Non-Dealer Swap Clearing Explodes Amid Volatility, Regulation
October 03 2011 - 3:33PM
Dow Jones News
Recent market volatility and pending regulatory changes have
prompted a sharp increase in the volume of credit default swaps and
interest rate swaps being cleared by CME Group's (CME)
over-the-counter derivatives processing service, the Chicago
exchange operator said Monday.
The surge in clearing for CDS, which function like insurance for
bonds and loans, and rate swaps comes more than a year after the
enactment of the Dodd-Frank financial market overhaul law and as
growing fears about contagion in the euro zone pressure stock and
bond prices.
"Some customers are increasing their activity as they are
getting more ready for the regulatory mandate and other customers
are more driven by market uncertainty," said Laurent Paulhac, CME's
managing director of over-the-counter (OTC) products and services,
in an interview.
Swaps between dealer banks are already cleared on a routine
basis, allowing clearinghouses like CME Clearing to stand between
the parties and guarantee payments in the event of a default.
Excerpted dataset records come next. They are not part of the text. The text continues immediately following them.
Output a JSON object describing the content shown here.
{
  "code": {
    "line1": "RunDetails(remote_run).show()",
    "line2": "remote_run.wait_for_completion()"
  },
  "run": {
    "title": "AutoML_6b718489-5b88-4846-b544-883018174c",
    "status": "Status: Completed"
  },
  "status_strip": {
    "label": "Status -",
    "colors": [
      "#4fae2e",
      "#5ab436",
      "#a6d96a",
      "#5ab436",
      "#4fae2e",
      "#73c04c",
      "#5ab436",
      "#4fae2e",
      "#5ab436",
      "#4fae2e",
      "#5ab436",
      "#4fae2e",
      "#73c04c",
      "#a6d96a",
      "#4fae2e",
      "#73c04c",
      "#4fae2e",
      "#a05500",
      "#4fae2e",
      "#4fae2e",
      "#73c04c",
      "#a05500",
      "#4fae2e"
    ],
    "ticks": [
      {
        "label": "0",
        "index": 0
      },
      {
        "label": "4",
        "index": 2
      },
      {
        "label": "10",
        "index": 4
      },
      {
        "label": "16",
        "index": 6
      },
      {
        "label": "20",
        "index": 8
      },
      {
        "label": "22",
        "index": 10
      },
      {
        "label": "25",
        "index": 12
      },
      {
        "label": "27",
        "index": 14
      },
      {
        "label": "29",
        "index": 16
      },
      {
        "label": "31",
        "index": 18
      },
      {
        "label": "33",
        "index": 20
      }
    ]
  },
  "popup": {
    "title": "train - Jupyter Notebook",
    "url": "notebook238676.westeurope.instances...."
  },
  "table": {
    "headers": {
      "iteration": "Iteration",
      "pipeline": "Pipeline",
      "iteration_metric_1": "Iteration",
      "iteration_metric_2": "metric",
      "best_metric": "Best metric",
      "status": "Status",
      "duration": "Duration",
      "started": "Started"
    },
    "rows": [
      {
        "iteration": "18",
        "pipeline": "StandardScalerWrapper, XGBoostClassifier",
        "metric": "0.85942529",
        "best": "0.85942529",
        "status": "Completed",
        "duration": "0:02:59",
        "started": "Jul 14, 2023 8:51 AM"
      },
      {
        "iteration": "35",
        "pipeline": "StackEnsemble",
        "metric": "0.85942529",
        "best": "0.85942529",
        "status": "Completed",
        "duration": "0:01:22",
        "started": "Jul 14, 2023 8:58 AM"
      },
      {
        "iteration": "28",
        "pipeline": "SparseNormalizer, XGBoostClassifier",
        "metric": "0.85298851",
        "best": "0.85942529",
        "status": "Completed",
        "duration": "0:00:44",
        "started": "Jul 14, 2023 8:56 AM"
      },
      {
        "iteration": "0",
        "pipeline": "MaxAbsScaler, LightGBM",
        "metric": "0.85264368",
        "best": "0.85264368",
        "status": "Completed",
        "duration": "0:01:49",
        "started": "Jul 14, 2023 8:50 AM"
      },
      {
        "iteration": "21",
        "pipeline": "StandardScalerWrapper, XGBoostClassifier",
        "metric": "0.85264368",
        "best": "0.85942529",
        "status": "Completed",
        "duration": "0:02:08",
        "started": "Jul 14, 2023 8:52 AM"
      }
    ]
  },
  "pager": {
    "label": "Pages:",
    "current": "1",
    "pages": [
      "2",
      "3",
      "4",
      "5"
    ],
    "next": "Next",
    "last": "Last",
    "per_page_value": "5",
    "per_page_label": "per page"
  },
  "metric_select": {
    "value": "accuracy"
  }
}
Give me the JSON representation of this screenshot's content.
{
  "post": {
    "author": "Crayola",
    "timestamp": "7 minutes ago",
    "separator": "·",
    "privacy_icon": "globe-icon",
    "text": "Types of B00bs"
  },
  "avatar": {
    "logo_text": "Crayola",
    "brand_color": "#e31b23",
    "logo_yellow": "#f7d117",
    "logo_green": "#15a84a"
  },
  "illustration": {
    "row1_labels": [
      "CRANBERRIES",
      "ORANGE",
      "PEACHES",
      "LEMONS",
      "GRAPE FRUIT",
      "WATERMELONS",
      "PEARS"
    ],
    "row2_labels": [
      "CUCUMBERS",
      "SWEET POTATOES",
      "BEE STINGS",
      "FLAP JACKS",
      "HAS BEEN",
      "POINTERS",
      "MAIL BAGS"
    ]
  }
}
But
until recent weeks, non-dealer customers like investment managers
and hedge funds had not been clearing swaps, despite a mandate in
Dodd-Frank that will force some of them to do so for standardized,
clearing-eligible swaps by the end of next year.
Some complained the new clearing regime was too complicated from
an operational standpoint and they needed more time to understand
the process; others wanted to wait for regulators to specify which
swaps would be subject to the new regulations.
Now, more than a year after the enactment of Dodd-Frank,
necessity and fear seems to have made these issues
surmountable.
As of Sept. 30, CME has cleared more than $45 billion in OTC
rate swaps and CDS. The company also cleared $6.5 billion in
customer volume in CDS in September, surpassing the previous record
monthly total of $287 million in August.
CME's open interest in CDS is now $5.9 billion, up from $64
million when the service launched on Dec. 15, 2009 and up from
$78.5 million on Aug. 23. In early September, the open interest in
CDS jumped from $467.6 million to nearly $4 billion in just seven
trading sessions, CME data show, and on Sept. 14, a record $1.7
billion in CDS was cleared in a single day.
As of Sept. 30, open interest in rate swaps at CME stood at
$34.2 billion.
The open interest represents the amount of risk cleared and
remaining in CME's clearinghouse.
This speedy adoption by customers also has given CME a reason to
roll out additional capabilities in CDS clearing. It so far caters
to index CDS referencing series 9 to 17 of the CDX North American
Investment Grade index administered by Markit. Next, CME wants to
add clearing for the CDX North America High Yield index, pending
regulatory approval, beginning with series 11 to 17.
Paulhac declined to discuss which customers are behind the
clearing push, but said across interest rate and credit
derivatives, CME counts about 15 institutions or "buysiders" as
customers.
When CME formed its CDS clearing business in 2009 it announced
the following buyside institutions as co-founders:
AllianceBernstein, BlackRock, BlueMountain Capital Management,
Citadel, D.E. Shaw Group and Pacific Investment Management Company,
or PIMCO. Any direct relationship between the clearing activity
seen at CME and these firms could not immediately be
determined.
ICE Clear Credit, the U.S. CDS clearing house of Atlanta
exchange operator IntercontinentalExchange, has cleared "buyside"
or customer trades since December 2009, and has also seen an
increase in CDS clearing in recent days.